By Muhammed EI-Hasan
When Peter Yeung was about 10 years old, his cousin gave him a rare coin.
That helped spark a passion for coins that lasts to this day.
Yeung, 40, is president and co-owner of Torrance coin trader Panda America.
The Torrance resident has owned the shop with his partner, Kitty Q,uan, since 2005.
Growing up in Pasadena, Yeung would visit his local bank to exchange dollar bills for rolls of pennies. Then he would sift through the piles of pennies in search of valuable coins, using a collector's book as a reference.
He would return the ordinary pennies to the bank for bills and keep the more valuable coins. The next day, he would return to the bank to exchange the bills for more pennies.
By ninth grade, Yeung was working part time at a coin shop. His passion led him to skip school on many Fridays. He started traveling to coin shows in Las Vegas and New York.
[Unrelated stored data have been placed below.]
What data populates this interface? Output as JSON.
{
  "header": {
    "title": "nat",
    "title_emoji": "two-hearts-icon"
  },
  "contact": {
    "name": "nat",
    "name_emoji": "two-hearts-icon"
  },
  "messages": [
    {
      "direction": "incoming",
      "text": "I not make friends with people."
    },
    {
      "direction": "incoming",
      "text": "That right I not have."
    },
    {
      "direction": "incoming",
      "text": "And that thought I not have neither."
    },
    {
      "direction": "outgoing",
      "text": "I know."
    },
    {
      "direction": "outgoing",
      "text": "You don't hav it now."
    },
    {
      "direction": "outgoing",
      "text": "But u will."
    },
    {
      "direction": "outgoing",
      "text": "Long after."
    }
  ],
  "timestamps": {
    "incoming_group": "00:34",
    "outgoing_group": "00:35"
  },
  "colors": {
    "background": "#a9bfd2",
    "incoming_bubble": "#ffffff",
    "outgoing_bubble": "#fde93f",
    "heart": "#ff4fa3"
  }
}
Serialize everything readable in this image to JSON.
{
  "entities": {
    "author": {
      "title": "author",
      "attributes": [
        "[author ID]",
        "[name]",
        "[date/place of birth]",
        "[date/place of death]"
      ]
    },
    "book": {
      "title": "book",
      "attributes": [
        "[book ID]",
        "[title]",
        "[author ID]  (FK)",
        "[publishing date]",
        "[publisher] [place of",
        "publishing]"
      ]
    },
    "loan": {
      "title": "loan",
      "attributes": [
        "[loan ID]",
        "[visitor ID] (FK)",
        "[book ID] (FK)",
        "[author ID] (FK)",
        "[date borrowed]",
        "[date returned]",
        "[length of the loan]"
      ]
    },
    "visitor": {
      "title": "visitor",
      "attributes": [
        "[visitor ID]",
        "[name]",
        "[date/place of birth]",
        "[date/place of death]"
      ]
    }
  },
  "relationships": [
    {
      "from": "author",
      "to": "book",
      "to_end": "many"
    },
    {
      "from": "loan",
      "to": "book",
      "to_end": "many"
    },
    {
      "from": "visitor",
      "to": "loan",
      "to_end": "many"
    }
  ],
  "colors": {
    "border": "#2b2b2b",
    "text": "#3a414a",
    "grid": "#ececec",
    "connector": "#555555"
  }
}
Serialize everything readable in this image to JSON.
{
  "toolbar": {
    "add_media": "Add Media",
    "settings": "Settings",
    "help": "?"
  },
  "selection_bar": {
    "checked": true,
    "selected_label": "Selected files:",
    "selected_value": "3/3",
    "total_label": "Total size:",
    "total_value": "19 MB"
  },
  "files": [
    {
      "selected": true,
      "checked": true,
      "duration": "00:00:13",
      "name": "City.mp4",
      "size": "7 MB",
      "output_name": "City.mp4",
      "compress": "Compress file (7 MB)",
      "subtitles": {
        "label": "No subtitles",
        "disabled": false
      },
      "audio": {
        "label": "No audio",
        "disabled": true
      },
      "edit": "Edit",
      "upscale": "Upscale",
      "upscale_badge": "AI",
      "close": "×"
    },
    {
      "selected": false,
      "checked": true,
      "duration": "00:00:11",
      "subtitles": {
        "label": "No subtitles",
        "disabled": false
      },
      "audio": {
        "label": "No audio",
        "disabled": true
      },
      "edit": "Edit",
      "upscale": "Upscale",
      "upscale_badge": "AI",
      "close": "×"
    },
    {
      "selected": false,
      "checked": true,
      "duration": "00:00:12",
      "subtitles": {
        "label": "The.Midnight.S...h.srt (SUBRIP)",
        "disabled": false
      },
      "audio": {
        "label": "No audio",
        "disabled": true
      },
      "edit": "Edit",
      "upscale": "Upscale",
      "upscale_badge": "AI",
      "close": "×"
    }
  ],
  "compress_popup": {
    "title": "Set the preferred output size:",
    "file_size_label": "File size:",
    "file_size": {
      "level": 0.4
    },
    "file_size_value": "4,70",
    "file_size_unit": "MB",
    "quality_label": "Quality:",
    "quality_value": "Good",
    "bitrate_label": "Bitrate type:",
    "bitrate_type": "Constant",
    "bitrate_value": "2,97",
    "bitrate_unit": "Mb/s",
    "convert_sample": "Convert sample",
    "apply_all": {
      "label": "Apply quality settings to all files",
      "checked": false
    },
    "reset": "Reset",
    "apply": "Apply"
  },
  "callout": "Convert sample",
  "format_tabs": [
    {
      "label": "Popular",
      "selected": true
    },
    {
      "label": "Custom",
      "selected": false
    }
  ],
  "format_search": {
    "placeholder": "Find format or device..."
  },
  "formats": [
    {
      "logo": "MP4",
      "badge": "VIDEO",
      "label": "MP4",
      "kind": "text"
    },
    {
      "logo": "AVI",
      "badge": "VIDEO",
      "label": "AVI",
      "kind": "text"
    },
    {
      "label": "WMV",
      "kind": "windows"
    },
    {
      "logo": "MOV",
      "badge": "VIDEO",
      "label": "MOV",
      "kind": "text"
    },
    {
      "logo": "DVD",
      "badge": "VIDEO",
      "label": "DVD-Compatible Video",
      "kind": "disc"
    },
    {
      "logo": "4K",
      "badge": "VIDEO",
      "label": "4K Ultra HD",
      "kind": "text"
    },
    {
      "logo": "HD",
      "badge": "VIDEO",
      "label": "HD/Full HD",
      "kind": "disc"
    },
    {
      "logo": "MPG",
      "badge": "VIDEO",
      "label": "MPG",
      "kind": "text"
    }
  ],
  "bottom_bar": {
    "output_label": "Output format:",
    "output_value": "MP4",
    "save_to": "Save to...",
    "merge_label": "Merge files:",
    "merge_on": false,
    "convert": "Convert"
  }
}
When Yeung was 16, he and his cousin started their own mail-order coin business. But they did not have a big enough budget to make a big splash.
After high school, Yeung worked at various coin shops including Panda America before purchasing the Torrance business.
What does your job entail?
We buy and sell old and new coins. I manage the day-to-day operations. I'm the rare coin expert in the place. We buy estates, collections, just about any coin that is of value. Most everyone has in their household a jar of pennies or some old coins from their grandfather. And they bring them in for valuation.
What is the most valuable coin you've ever found?
It was worth about $50.
What's the most expensive coin you've ever sold?
I don't remember, but I think it was about $100,000, give or take.
What challenges do you face?
Helping all the government mints around the world sell as many coins as possible. Each country issues more and more variants of coins. It's like car manufacturers. They don't want to sell just one model. They want to sell many models.
What foreign country mints the most popular coins?
China. They're the most popular, and they have the best long-term value. They have a growing population and a very large collecting base. The Chinese are savers in general. Collecting stamps and coins is a huge hobby in China.
They've got a large secondary market to keep the values.
What are the most popular coins you sell?
The commemorative coins for the 2008 Beijing Olympics. And the surprising thing is we're gettin more interest from Americans than from Chinese.
I think it has to do with the fact that with just about every business, the future is China because of their growth potential. And these coins make wonderful personal and corporate gifts.
Who are your customers?
Mostly people in their mid-30s and up. Collecting coins has always been referred to as a king's hobby in the old days. Traditionally, it's been doctors, lawyers, people with high incomes. Now we're finding a lot of people who are middle income. Because of the explosion of the Internet, it has made collecting coins a lot easier.
What's your favorite coin?
It's a U.S. coin from 1796, a $2.50 gold piece.
What's so special about it?
It's got a very interesting portrait. And it's one of the few coins of that period that didn't have the 13 stars around it.
What's the best part of your job?
Having people bring coins that they thought had no value and having me tell them it's of great value. Once in awhile, it's like telling people they've won a small lottery. It's satisfying to be able to help people.
What's the worst part of your job?
The opposite of that. Telling people their coins are not worth anything, that their pennies are just regular pennies.
Do you still get excited about coins?
Yes. When a special hoard of coins comes up, it's like finding buried treasure.
What else do you collect?
I collect junk because I never throw anything away.
My first expensive computer from 15 years ago. My first laser printer.
Where do you keep it all?
It's in public storage. I just visited the storage a few days ago. I've got like five old computers there. That's the problem with being a collector. You never throw anything away.